Elechi, a retired Permanent Secretary in the state civil service gave the charge in an exclusive interview with Port Harcourt Spectator Newspaper in Port Harcourt.

He regretted that the political leaders in Rivers state are busy fighting over what he described as ‘meaningless things’.

He said: “I will like Rivers people to know that we should unite for us  to know what our position is, in the country called Nigeria.

“My major concern is that they should unite to fight a purposeful fight and not irresponsible fight. Let’s fight the big fight, not small fight. What they are fighting now is what I see as a small fight.

“There are things that we have forgotten to fight politically and we are busy here fighting nonsense things, fighting where projects are cited and where it’s not cited. It is no more that someone ate money but citing of projects.

“We have been pursuing some mundane things, and forgotten that yesterday, Port Harcourt was the capital of the South South, today it is no more like that.

Today you have Zone 16 and it’s in Bayelsa. You have the local content, and it’s in Bayelsa. Palliatives came for the South South states during the period of lock down and  they said it should go to Calabar and Rivers state collect her portion from there. 

“Before it was Lagos, Abuja and Port Harcourt, today it is Lagos, Abuja, Kano, Kaduna. If you come to South South, it’s Calabar.

“Port Harcourt has become a village, somebody is lighting up the sky of Port Harcourt so that even if Nigeria don’t believe it, they will google from anywhere and see the skyline of Port Harcourt and rate it a great city.

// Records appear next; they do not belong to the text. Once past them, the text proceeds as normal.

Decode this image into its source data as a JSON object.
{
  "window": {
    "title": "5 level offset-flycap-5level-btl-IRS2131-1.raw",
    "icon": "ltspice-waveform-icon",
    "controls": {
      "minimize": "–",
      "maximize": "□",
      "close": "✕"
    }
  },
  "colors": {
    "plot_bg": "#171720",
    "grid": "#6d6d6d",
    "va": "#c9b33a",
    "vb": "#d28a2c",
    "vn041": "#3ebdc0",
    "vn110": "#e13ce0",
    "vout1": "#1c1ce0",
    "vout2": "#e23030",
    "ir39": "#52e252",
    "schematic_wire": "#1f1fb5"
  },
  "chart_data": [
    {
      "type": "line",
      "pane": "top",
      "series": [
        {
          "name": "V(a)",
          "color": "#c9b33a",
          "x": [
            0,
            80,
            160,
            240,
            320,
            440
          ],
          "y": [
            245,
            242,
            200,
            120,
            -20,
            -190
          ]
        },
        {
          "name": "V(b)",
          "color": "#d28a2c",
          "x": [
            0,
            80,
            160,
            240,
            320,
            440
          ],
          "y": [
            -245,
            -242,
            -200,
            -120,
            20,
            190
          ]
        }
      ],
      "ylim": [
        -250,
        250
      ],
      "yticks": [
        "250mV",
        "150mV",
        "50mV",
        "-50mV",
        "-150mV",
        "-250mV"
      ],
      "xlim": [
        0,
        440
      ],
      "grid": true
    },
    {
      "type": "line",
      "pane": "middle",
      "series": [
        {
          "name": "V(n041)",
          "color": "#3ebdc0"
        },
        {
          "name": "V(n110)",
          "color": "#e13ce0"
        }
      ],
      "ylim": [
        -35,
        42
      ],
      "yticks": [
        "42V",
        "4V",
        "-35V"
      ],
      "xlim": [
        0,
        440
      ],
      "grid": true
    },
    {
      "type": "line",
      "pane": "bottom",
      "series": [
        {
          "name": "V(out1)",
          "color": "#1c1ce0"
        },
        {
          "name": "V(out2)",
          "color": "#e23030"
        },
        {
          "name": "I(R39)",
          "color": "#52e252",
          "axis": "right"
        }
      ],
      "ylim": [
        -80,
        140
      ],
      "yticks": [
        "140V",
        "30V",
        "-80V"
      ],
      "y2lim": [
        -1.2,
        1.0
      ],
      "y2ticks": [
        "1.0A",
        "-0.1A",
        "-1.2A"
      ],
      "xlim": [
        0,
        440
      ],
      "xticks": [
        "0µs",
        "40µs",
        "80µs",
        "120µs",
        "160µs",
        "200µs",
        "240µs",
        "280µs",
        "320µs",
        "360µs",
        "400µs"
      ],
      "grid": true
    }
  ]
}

“There was sometime Port Harcourt Airport was the worst international airport in the world. Seeing somebody upgrading these facilities, you say no, you must go and do white-wash road in Ogoni or in Etche so that you can now earn money. Sometimes we fight something that is not in existence and leave what we are supposed to fight.

“We forget to say that our two ports are down, yet Apapa port and rail line is starting from Ikorodu to Port Harcourt. We are forgetting to fight too many things instead, fighting things that don’t have any meaning.

“We don’t know where we belong, even if they are talking about ethnic nationalities today that people can meet, I don’t know where South South will meet, I don’t even know where Rivers State will meet.

“If the Igbos meet at Ohaneze, Yorubas meet in Afanifere, Hausas and others meet themselves somewhere, where do we meet ourselves?

“So we have problems but we do not know until these political gladiators, we call them PDP or APC realize it. They are all dancing and nobody is watching the dance because they have left the tune of the drum and are dancing to something they don’t see. They are dancing to something that has no meaning.

 “Anywhere they gather, they will scatter it, moving from one place to the other.

“What is our purpose as a state? What is our survival instinct? Suppose something happens and say, every state becomes country, how do we survive in the midst of plenty, are you sure we are not going to kill ourselves?” he asked.

He further urged the political class to borrow a leaf from what happened in Edo State where the people united and spoke with one voice devoid of wanton bloodshed and killings or political affiliation.